Sierra Leone (IDSR) (GHSA) in Action
The Bottom Line
THE CHALLENGE: During the 2014 Ebola outbreak, Sierra Leone lacked an effective infectious disease reporting system. Such a system would have resulted in earlier notification of the disease, and may have helped prevent the epidemic.
THE SOLUTION: CDC helped develop Sierra Leone’s Integrated Disease Surveillance and Response (IDSR) system that provides timely health data to district and national decision makers. This information helps healthcare workers to rapidly identify new infectious diseases and mobilize resources to respond to potential outbreaks.
Sierra Leone: Integrated Disease Surveillance and Response system–using health data for public health action
Time is of the essence to prevent clusters of illness from turning into disease outbreaks. Public health workers can take action to prevent the spread of disease, and thereby prevent illnesses and deaths, when authorities are alerted quickly about a disease occurrence. When Ebola struck in 2014, Sierra Leone lacked an effective infectious disease reporting system. Such a system would have resulted in earlier notification of the disease, and may have helped prevent the epidemic
The situation in Sierra Leone has since changed. In just 10 months –between November 2015 and September 2016– Sierra Leone’s disease reporting increased from 35% to 96% of health facilities reporting weekly data. Through Global Health Security Agenda resources, this West African country now has an effective Integrated Disease Surveillance and Response (IDSR) system. The IDSR system in Sierra Leone now monitors 44 diseases, conditions, and public health threats. A single case of epidemic-prone diseases, such as viral hemorrhagic fevers, yellow fever, and cholera
Benefits of Sierra Leone’s IDSR-based national surveillance system include helping prevent an Ebola flare-up from spreading. In January 2016, enhanced surveillance quickly detected and identified a new case of Ebola, leading to rapid and effective control efforts. Beyond Ebola, the IDSR system is helping identify suspected cases of other diseases, such as rabies and measles. The IDSR system also helped increase the reporting of measles cases, prompting the launch of nationwide measles vaccination campaigns.

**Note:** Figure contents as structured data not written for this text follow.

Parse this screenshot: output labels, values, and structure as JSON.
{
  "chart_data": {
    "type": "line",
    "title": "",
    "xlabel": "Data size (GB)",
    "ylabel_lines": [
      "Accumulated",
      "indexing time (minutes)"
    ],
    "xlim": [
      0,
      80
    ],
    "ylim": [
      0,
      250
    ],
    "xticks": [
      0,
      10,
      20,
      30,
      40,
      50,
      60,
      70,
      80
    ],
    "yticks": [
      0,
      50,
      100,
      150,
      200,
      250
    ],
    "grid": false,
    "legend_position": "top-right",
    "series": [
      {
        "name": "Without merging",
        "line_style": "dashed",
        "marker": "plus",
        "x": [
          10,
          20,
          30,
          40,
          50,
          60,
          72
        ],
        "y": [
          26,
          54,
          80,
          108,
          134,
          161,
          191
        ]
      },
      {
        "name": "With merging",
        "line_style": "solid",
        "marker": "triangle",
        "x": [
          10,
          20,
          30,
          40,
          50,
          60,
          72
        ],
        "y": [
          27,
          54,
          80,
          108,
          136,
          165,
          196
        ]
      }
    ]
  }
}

To enhance IDSR activities, CDC provided further technical help to improve data quality and rolled out the electronic IDSR (eIDSR) platform across Sierra Leone. The electronic systems can capture IDSR data on any device, including desktops, laptops, tablets, and smartphones. Most systems also have the capability to be used off-line, which is especially helpful in areas with poor internet connectivity. Now all districts electronically report their IDSR data to the national level.
The electronic system has also reduced the number of data entry errors in half, and is capturing and verifying data 60% faster than the paper-based IDSR system. The eIDSR system builds on the existing District Health Information Software (DHIS2) currently used in 47 countries across four continents, which can also quickly produce maps and graphics to show disease trends.
The eIDSR enhances Sierra Leonne’s preparedness to identify and respond to outbreaks and prevent outbreaks from unnecessarily developing into epidemics as was the case with Ebola in 2014. By rapidly capturing health data that is easy to understand, health officials will know where to target resources that can slow the spread of a disease both within country and beyond the borders.
About This Story
CDC is working with 31 priority countries to develop global health security capabilities, which protect Americans and people around the world from disease threats. This story illustrates Sierra Leone’s commitment to:
- Real-Time Surveillance: Launching and strengthening global networks of disease-surveillance systems that quickly detect outbreaks and assess risks.
- Reporting: Strengthening timely and accurate documentation of and transfer of information about potential outbreak threats, which allows the international community to assess risks and respond rapidly.
Sierra Leone will continue to work with CDC to strengthen its disease surveillance systems that detect events of public significance. This work ensures that Sierra Leonne, and therefore the world community, is safe from disease threats.